Through a mix of classic retrospectives and new releases, our season-long showcase maps the Asian queer landscape of the past few decades. Find out what means to be Asian and queer today from the unheard voices of storytellers, activists, academics, and those who dare to challenge social norms, history, and the law in Asia. The festival welcomes everyone to be a part of the discussion, to celebrate diverse identities, cultures, and heritages of the Asian diaspora, who have often been excluded from the mainstream discourse in the UK.
Our journey continues onto Japan with the classic Funeral Parade of Roses. Written and directed by Toshio Matsumoto, it is a 1969 drama set in the dazzling underground gay scene of 1960s Tokyo.

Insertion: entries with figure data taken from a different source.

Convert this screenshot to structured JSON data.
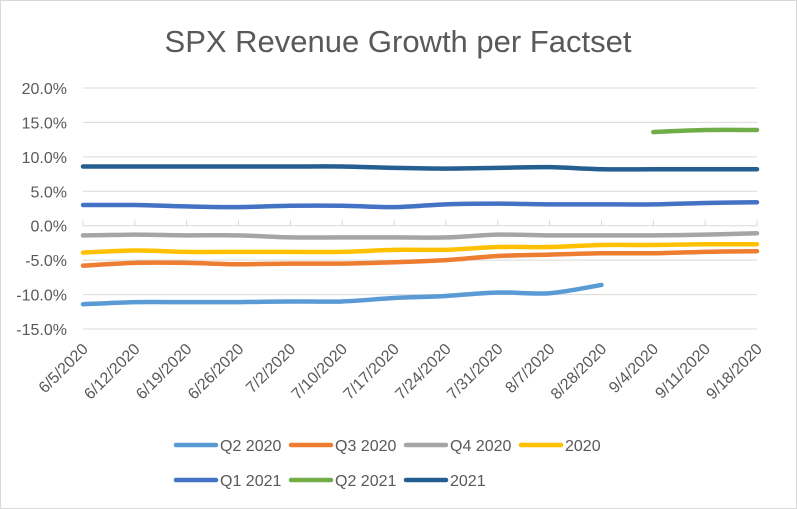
{
  "chart_data": {
    "type": "line",
    "title": "SPX Revenue Growth per Factset",
    "xlabel": "",
    "ylabel": "",
    "ylim": [
      -15,
      20
    ],
    "ytick_step": 5,
    "ytick_labels": [
      "20.0%",
      "15.0%",
      "10.0%",
      "5.0%",
      "0.0%",
      "-5.0%",
      "-10.0%",
      "-15.0%"
    ],
    "grid": true,
    "legend_position": "bottom",
    "categories": [
      "6/5/2020",
      "6/12/2020",
      "6/19/2020",
      "6/26/2020",
      "7/2/2020",
      "7/10/2020",
      "7/17/2020",
      "7/24/2020",
      "7/31/2020",
      "8/7/2020",
      "8/28/2020",
      "9/4/2020",
      "9/11/2020",
      "9/18/2020"
    ],
    "series": [
      {
        "name": "Q2 2020",
        "color": "#5b9bd5",
        "values": [
          -11.4,
          -11.1,
          -11.1,
          -11.1,
          -11.0,
          -11.0,
          -10.5,
          -10.2,
          -9.7,
          -9.8,
          -8.6,
          null,
          null,
          null
        ]
      },
      {
        "name": "Q3 2020",
        "color": "#ed7d31",
        "values": [
          -5.8,
          -5.4,
          -5.4,
          -5.6,
          -5.5,
          -5.5,
          -5.3,
          -5.0,
          -4.4,
          -4.2,
          -4.0,
          -4.0,
          -3.8,
          -3.7
        ]
      },
      {
        "name": "Q4 2020",
        "color": "#a5a5a5",
        "values": [
          -1.4,
          -1.3,
          -1.4,
          -1.4,
          -1.7,
          -1.7,
          -1.7,
          -1.7,
          -1.3,
          -1.4,
          -1.4,
          -1.4,
          -1.3,
          -1.1
        ]
      },
      {
        "name": "2020",
        "color": "#ffc000",
        "values": [
          -3.9,
          -3.6,
          -3.8,
          -3.8,
          -3.8,
          -3.8,
          -3.5,
          -3.5,
          -3.1,
          -3.1,
          -2.8,
          -2.8,
          -2.7,
          -2.7
        ]
      },
      {
        "name": "Q1 2021",
        "color": "#4472c4",
        "values": [
          3.0,
          3.0,
          2.8,
          2.7,
          2.9,
          2.9,
          2.7,
          3.1,
          3.2,
          3.1,
          3.1,
          3.1,
          3.3,
          3.4
        ]
      },
      {
        "name": "Q2 2021",
        "color": "#70ad47",
        "values": [
          null,
          null,
          null,
          null,
          null,
          null,
          null,
          null,
          null,
          null,
          null,
          13.6,
          13.9,
          13.9
        ]
      },
      {
        "name": "2021",
        "color": "#255e91",
        "values": [
          8.6,
          8.6,
          8.6,
          8.6,
          8.6,
          8.6,
          8.4,
          8.3,
          8.4,
          8.5,
          8.2,
          8.2,
          8.2,
          8.2
        ]
      }
    ]
  }
}
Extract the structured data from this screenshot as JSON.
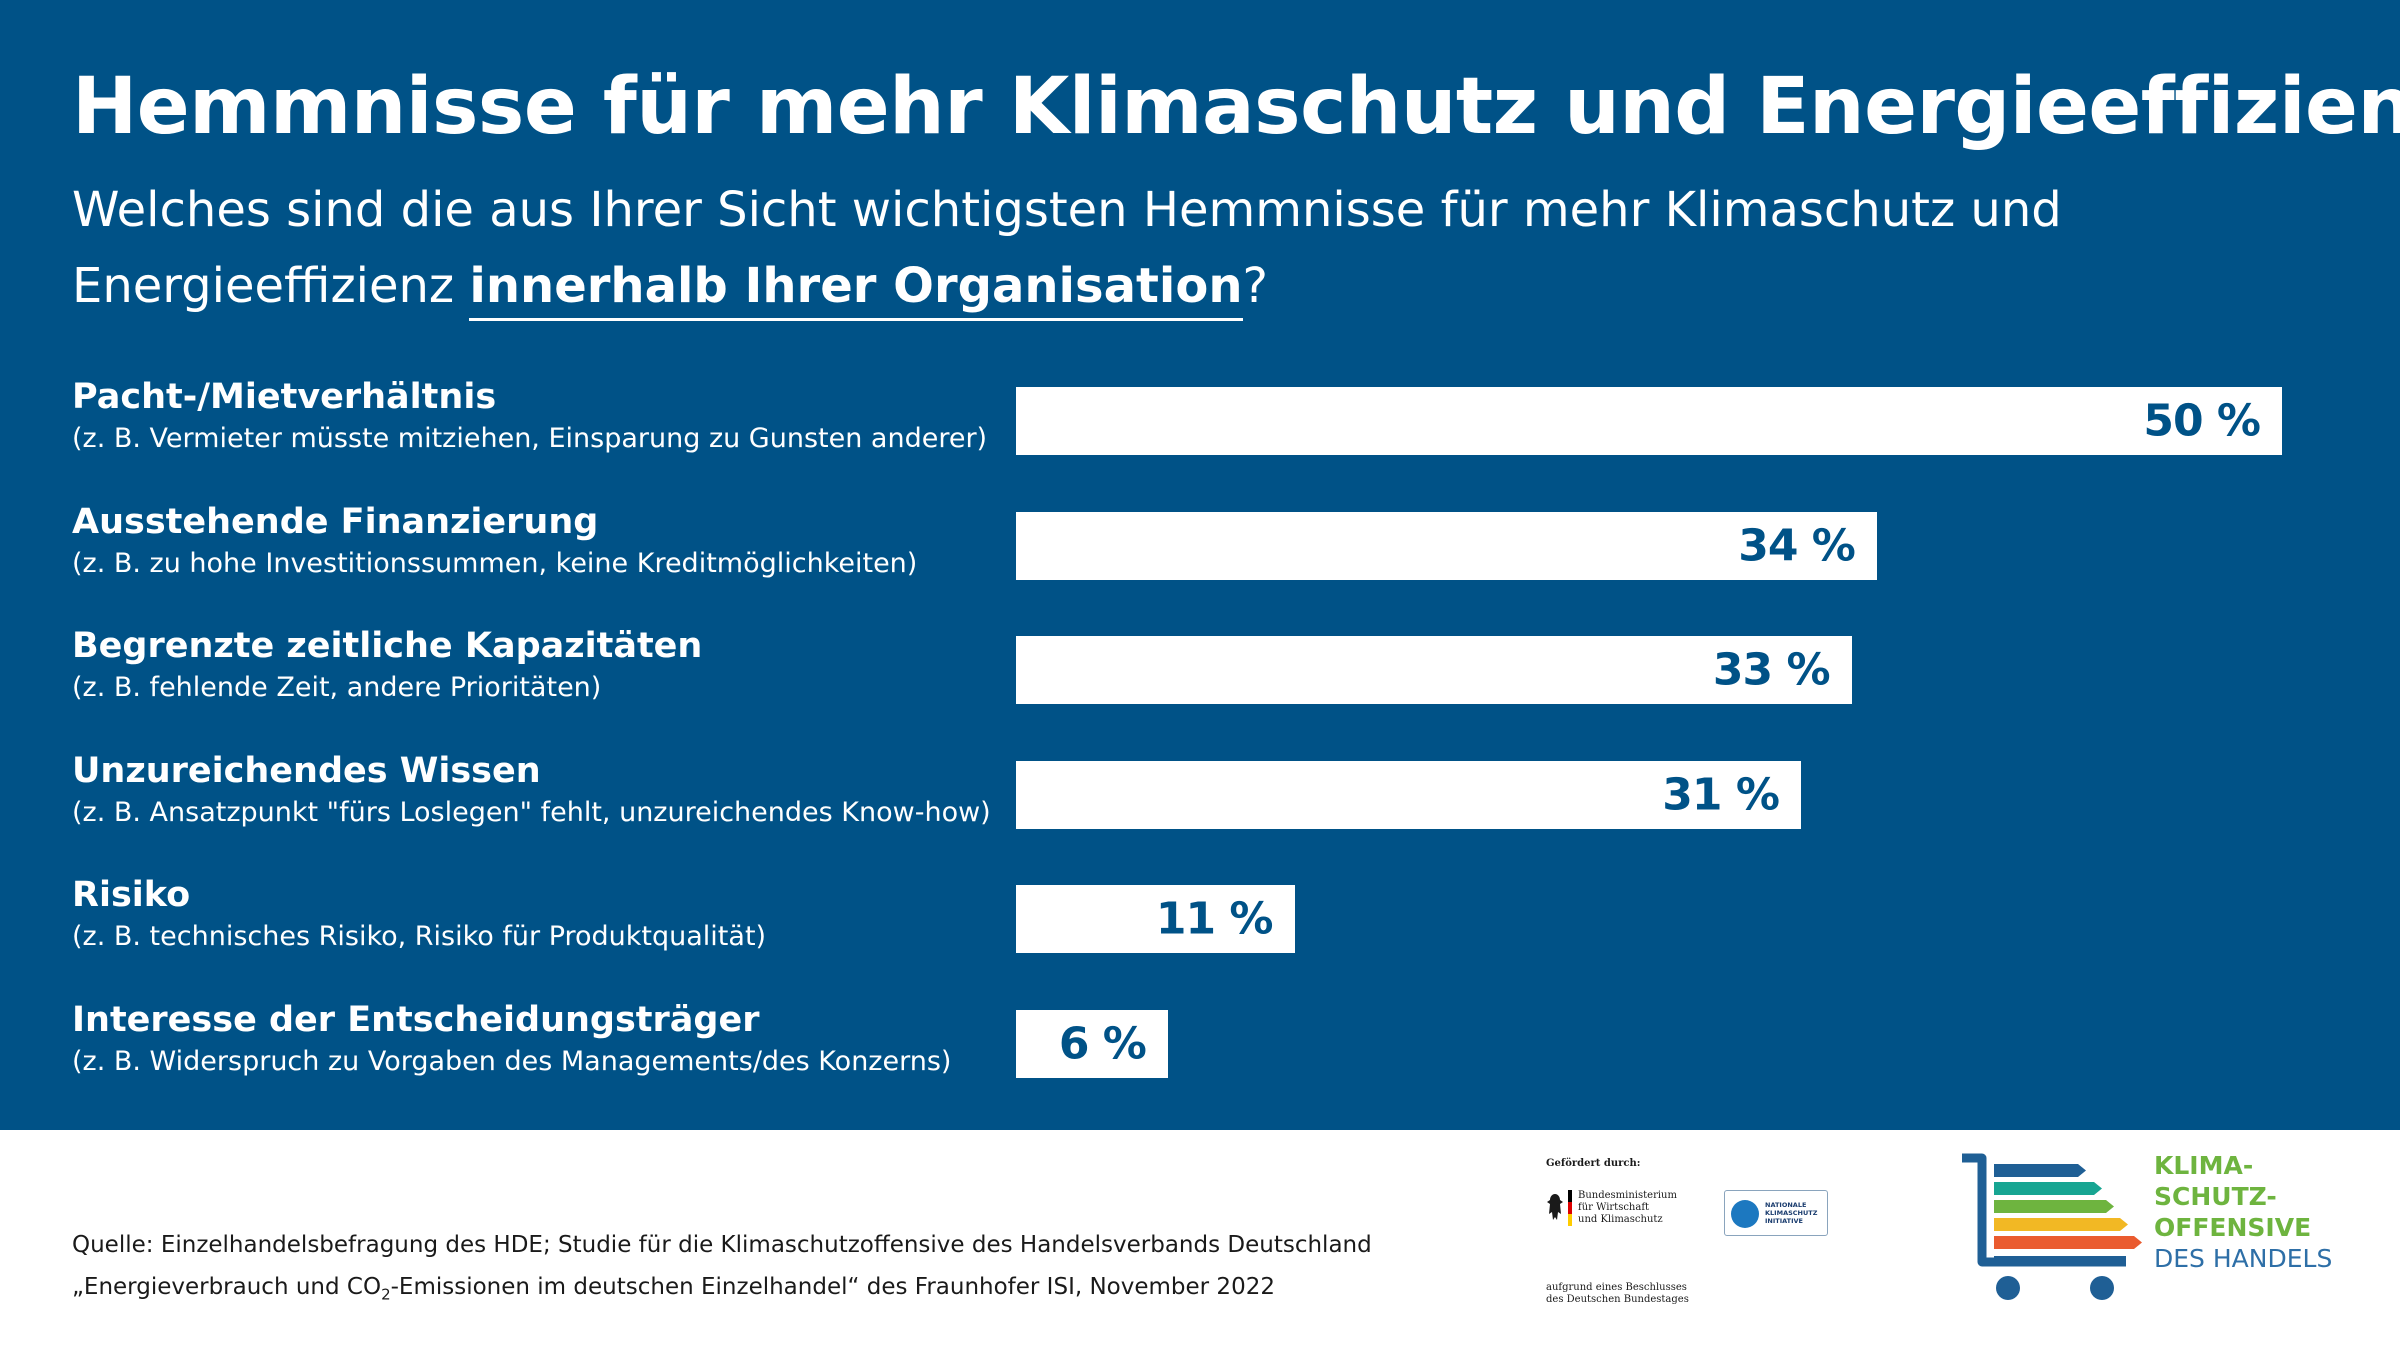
{
  "chart_data": {
    "type": "bar",
    "title": "Hemmnisse für mehr Klimaschutz und Energieeffizienz",
    "subtitle_parts": [
      "Welches sind die aus Ihrer Sicht wichtigsten Hemmnisse für mehr Klimaschutz und Energieeffizienz ",
      "innerhalb Ihrer Organisation",
      "?"
    ],
    "categories": [
      "Pacht-/Mietverhältnis",
      "Ausstehende Finanzierung",
      "Begrenzte zeitliche Kapazitäten",
      "Unzureichendes Wissen",
      "Risiko",
      "Interesse der Entscheidungsträger"
    ],
    "category_notes": [
      "(z. B. Vermieter müsste mitziehen, Einsparung zu Gunsten anderer)",
      "(z. B. zu hohe Investitionssummen, keine Kreditmöglichkeiten)",
      "(z. B. fehlende Zeit, andere Prioritäten)",
      "(z. B. Ansatzpunkt \"fürs Loslegen\" fehlt, unzureichendes Know-how)",
      "(z. B. technisches Risiko, Risiko für Produktqualität)",
      "(z. B. Widerspruch zu Vorgaben des Managements/des Konzerns)"
    ],
    "values": [
      50,
      34,
      33,
      31,
      11,
      6
    ],
    "value_labels": [
      "50 %",
      "34 %",
      "33 %",
      "31 %",
      "11 %",
      "6 %"
    ],
    "unit": "%",
    "orientation": "horizontal",
    "grid": false,
    "legend": "none"
  },
  "source": {
    "line1": "Quelle: Einzelhandelsbefragung des HDE; Studie für die Klimaschutzoffensive des Handelsverbands Deutschland",
    "line2_pre": "„Energieverbrauch und CO",
    "line2_sub": "2",
    "line2_post": "-Emissionen im deutschen Einzelhandel“ des Fraunhofer ISI, November 2022"
  },
  "sponsor": {
    "gefoerdert": "Gefördert durch:",
    "ministry_lines": [
      "Bundesministerium",
      "für Wirtschaft",
      "und Klimaschutz"
    ],
    "nki_lines": [
      "NATIONALE",
      "KLIMASCHUTZ",
      "INITIATIVE"
    ],
    "beschluss_lines": [
      "aufgrund eines Beschlusses",
      "des Deutschen Bundestages"
    ]
  },
  "logo": {
    "lines": [
      "KLIMA-",
      "SCHUTZ-",
      "OFFENSIVE",
      "DES HANDELS"
    ],
    "colors": {
      "cart": "#1f5f95",
      "stripes": [
        "#1f5f95",
        "#17a592",
        "#6eb43f",
        "#f2b824",
        "#ea5b2f"
      ],
      "text_green": "#6eb43f",
      "text_blue": "#2e6fa7"
    }
  },
  "colors": {
    "background": "#005287",
    "bar": "#ffffff",
    "value_text": "#005287"
  }
}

“Funeral Parade of Roses is a jagged shard of a film, an underground dream of longing and despair…” – Peter Bradshaw, The Guardian
Restored to 4K from 35mm film, Funeral Parade of Roses follows Eddie (played by androgynous actor Peter), a transgender hostess at Bar Genet, and the violent love triangle between her, drag queen Leda (Osamu Ogasawara) and the club’s owner Gonda (Yoshio Tsuchiya). Loosely based on Oedipus Rex, Funeral Parade of Roses offers an openly erotic and unapologetic portrait of an unseen community of drag queens. A blend between documentary interviews, fictional narrations, and Matsumoto’s own avant-garde footage, this product of the Japanese New Wave is an unmissable part of East Asian LBGTQ+ film.

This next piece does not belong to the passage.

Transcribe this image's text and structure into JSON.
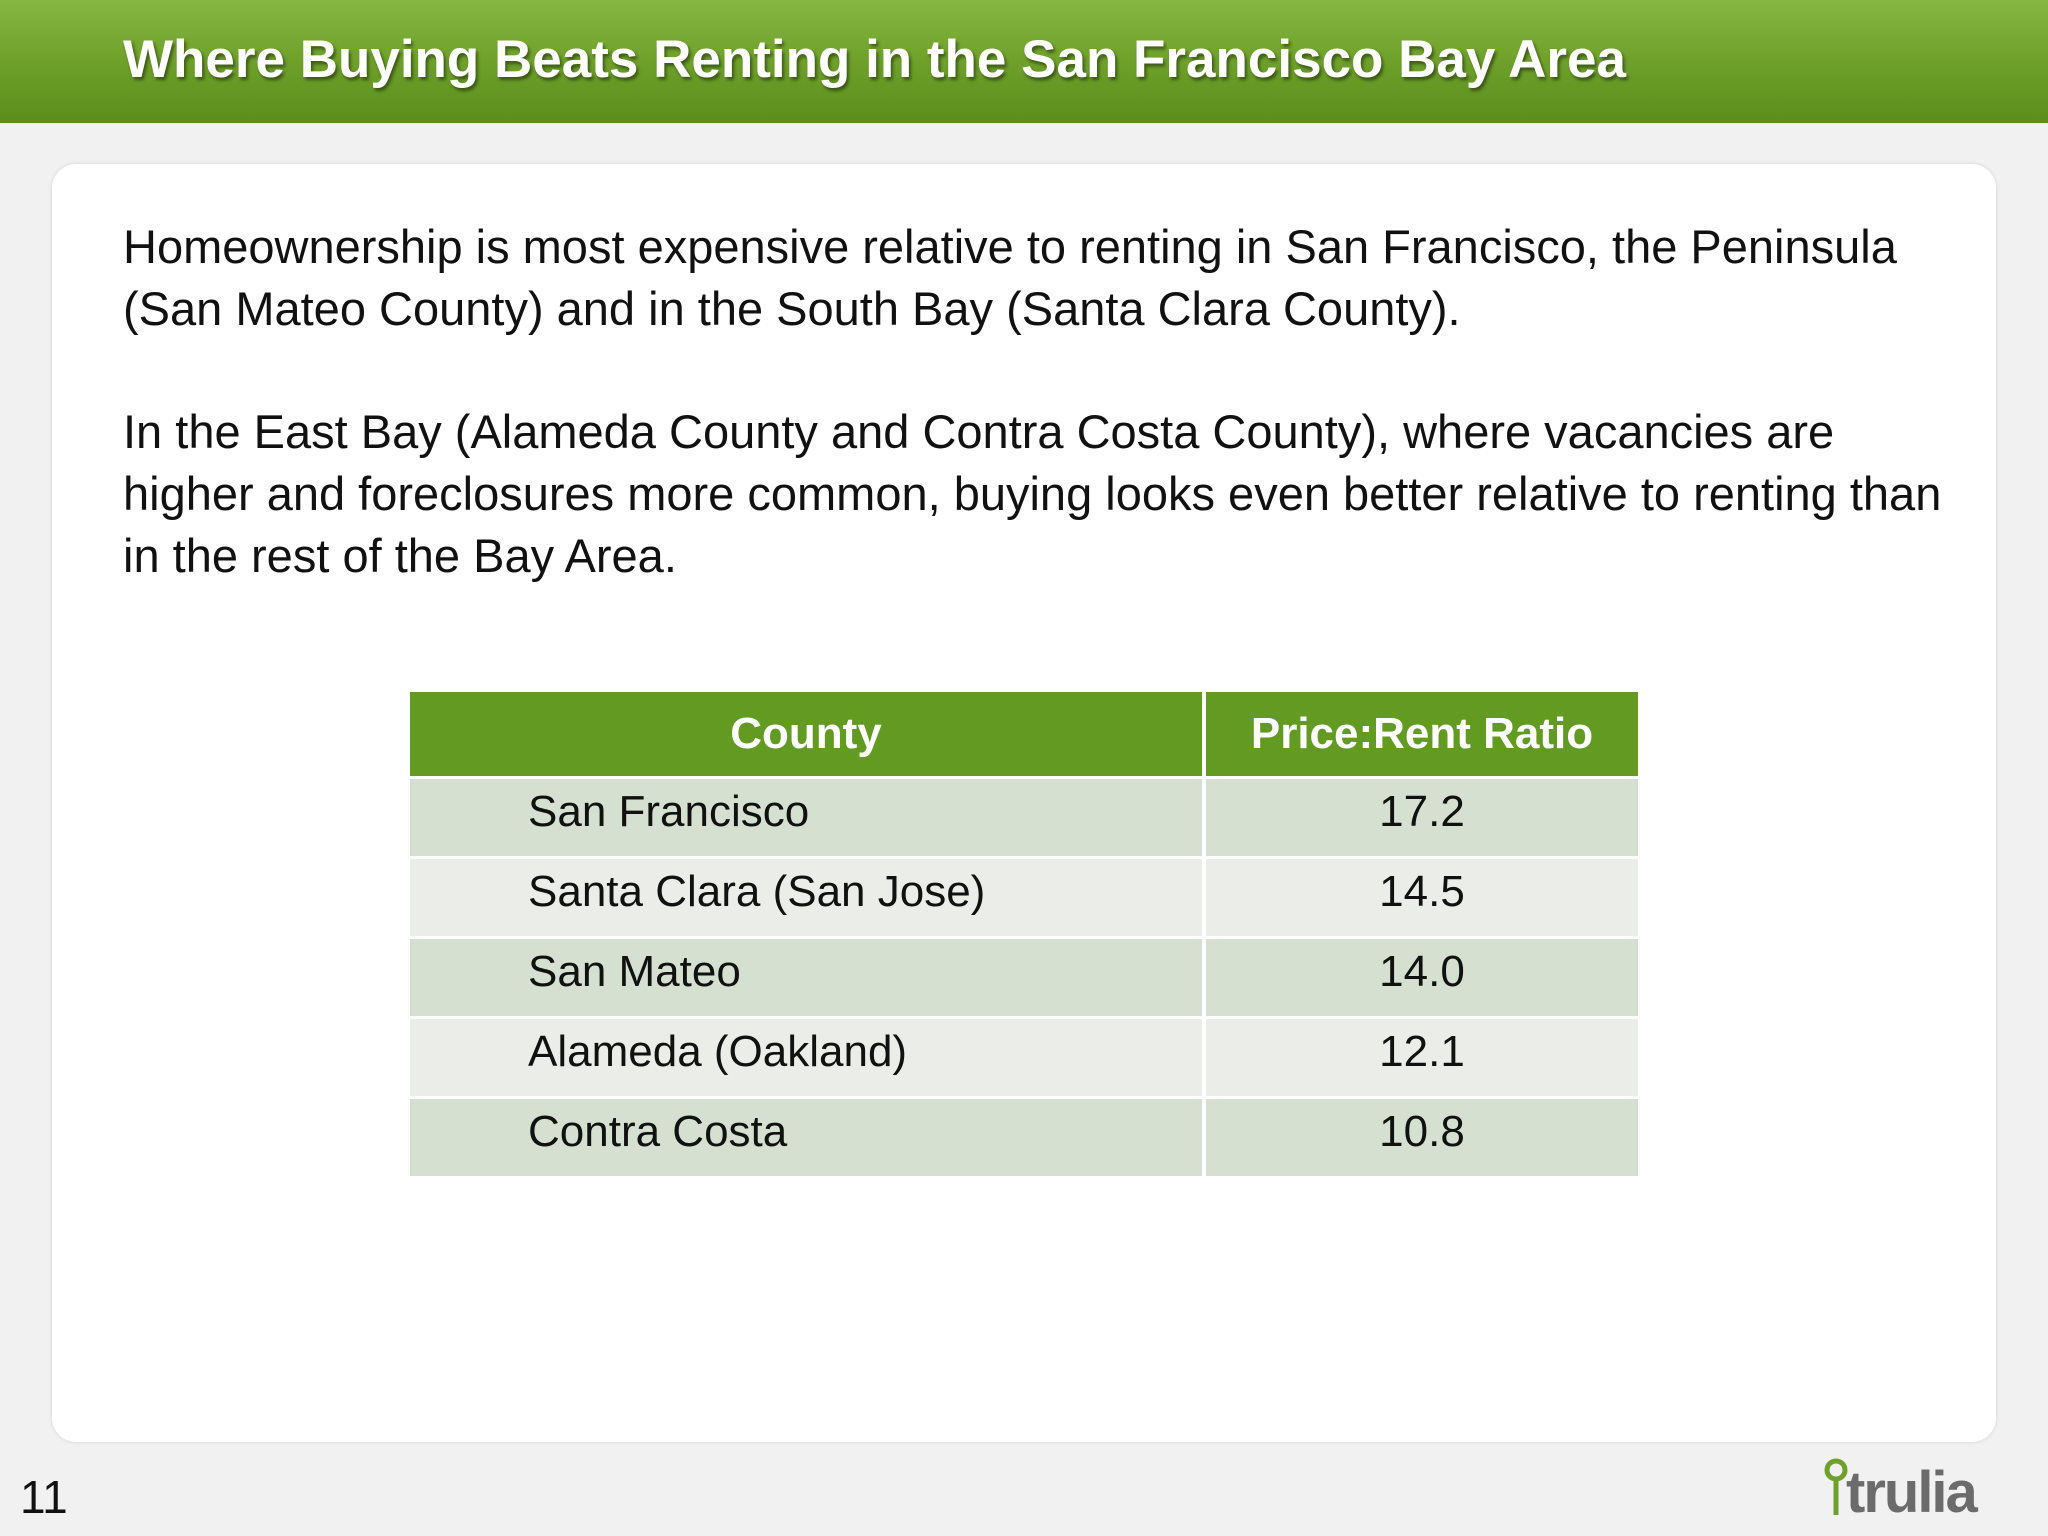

Another unmissable is Oscar-winning Director Ang Lee’s second feature film, The Wedding Banquet (1993). An Academy Award, Golden Globe-nominated romantic comedy, it had won the Settle International Film Festival’s Golden Space Needle and the Golden Bear at the 43rd Berlin International Film Festival. The story follows Wai-Tung Gao (Winston Chao), a Taiwanese immigrant in the United States who lives with his partner Simon (Mitchell Lichtenstein) in New York City. Happy and successful in his work as a real estate investor, Wai-Tung faces pressure from his parents on the topic of marriage. After their attempts at setting him up with various women, Wai-Tung relents and resolves to marry Wei-Wei (Mary Chin), a struggling Chinese artist who needs a green card. But what begins as an inconvenient lie evolves into an elaborate deception when his parents decide to fly to America and plan an extravagant wedding. Both farcical and touching, Lee’s film is another landmark of LGBTQ+ cinema, sparking debates on gay marriage.
The Wedding Banquet will be screened in conjunction with a short, titled Military Dog (2019). Directed by Ping-Wen Wang, an up and coming director from Taiwan, Military Dog contrasts the immensely restrictive environment of military camp with the young Jun-Zhong Lee’s new experiences in BDSM.